Facebook's virtual reality subsidiary Oculus is presently amid a major hiring spree, looking to add 453 new employees to its ranks, as revealed by the company's official career pages. Researchers are the most sought-after experts, with related positions accounting for nearly 20 percent of all job postings published by the firm. Oculus is also offering a wide variety of paid internship positions, most of which have the potential to turn into full-time employment. The Menlo Park, California-based VR firm nearly tripled the number of its openings in the final month of the year, Road to VR reports, citing its own data.
An Oculus official said the increase is meant to be reflective of the company's growing ambitions in the VR and augmented reality segments, as well as its "commitment" to the emerging technology. The spike in offered positions over the final month of the year may also coincide with a new annual budget being approved, though it's presently unclear how many more projects did Oculus opt to pursue over the course of this year. The company presently employs less than 1,000 people, according to data collected by Crunchbase, suggesting it's now looking to beef up its workforce by approximately 50 percent. Such a move is likely indicative of new major projects being in the works, some industry watchers believe. In total, Oculus is looking to fill new positions across 15 of its offices around the world.
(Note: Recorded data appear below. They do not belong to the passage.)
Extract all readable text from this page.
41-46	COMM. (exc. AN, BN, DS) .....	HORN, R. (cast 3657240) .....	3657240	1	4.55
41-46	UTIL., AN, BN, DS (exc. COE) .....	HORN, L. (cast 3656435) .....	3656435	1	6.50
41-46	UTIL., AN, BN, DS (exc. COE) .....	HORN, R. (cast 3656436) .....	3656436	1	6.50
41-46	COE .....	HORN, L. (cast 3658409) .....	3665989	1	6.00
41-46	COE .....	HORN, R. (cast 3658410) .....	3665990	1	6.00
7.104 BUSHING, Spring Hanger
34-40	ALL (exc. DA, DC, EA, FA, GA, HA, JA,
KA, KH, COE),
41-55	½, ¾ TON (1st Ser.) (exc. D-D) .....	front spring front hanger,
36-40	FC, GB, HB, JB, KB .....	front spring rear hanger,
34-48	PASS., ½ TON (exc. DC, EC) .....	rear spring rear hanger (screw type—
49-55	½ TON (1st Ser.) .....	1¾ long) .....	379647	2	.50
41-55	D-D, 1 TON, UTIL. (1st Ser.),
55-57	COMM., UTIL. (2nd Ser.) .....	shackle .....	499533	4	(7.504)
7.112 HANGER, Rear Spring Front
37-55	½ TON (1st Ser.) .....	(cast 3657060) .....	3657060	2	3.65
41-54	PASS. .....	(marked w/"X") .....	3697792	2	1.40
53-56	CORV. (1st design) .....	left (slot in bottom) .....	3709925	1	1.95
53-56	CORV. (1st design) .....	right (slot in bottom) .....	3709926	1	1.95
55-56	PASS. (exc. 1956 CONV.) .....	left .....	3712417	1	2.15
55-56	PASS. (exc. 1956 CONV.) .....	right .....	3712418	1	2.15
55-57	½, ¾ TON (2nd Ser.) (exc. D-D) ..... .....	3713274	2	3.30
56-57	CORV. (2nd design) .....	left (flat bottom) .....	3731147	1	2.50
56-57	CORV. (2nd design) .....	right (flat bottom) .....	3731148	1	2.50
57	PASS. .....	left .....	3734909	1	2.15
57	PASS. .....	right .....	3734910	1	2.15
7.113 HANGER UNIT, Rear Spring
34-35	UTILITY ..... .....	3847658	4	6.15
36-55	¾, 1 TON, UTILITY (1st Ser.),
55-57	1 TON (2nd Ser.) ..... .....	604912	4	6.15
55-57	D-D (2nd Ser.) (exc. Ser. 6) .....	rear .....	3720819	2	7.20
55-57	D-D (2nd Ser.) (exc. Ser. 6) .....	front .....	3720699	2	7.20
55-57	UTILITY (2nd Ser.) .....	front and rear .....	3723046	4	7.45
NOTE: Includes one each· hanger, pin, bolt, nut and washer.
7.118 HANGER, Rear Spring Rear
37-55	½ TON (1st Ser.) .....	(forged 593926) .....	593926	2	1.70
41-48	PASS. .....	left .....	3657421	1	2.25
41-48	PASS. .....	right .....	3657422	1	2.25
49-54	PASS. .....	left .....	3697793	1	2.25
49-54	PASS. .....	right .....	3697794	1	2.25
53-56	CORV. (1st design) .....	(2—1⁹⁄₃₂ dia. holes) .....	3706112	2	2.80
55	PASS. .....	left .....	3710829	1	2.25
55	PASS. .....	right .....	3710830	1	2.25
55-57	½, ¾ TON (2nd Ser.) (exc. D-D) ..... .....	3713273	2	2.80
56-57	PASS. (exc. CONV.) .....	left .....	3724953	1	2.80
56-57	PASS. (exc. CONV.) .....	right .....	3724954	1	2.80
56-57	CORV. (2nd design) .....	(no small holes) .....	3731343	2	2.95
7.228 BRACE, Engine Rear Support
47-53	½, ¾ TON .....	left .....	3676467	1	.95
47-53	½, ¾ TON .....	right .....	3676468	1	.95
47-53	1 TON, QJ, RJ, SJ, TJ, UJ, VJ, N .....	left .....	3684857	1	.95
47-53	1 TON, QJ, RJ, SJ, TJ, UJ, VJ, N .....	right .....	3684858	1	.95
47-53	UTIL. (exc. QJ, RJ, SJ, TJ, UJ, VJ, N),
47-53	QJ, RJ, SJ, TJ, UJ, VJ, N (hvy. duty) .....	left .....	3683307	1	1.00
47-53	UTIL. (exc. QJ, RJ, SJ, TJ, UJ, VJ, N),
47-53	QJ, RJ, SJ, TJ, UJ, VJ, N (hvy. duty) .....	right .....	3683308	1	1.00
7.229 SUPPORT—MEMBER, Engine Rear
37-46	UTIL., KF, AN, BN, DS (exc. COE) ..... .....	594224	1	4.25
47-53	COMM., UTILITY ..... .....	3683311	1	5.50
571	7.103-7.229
Oculus is nearing its fourth year under Facebook, having been acquired by the social media giant in early 2014. Facebook Chief Executive Officer Mark Zuckerberg sees VR and AR as some of the major emerging technologies of the future that have the potential to revolutionize the manner in which people consume media and interact with computers. The company has been pursuing a wide variety of projects in recent years, ranging from new hardware to social VR and filmmaking. It's set to release its first standalone headset in the form of the Oculus Go later this year and was recently credited with the invention of a new unit of time. VR as a whole is still in its infancy but is projected to grow into a $40 billion industry by 2020, according to some estimates.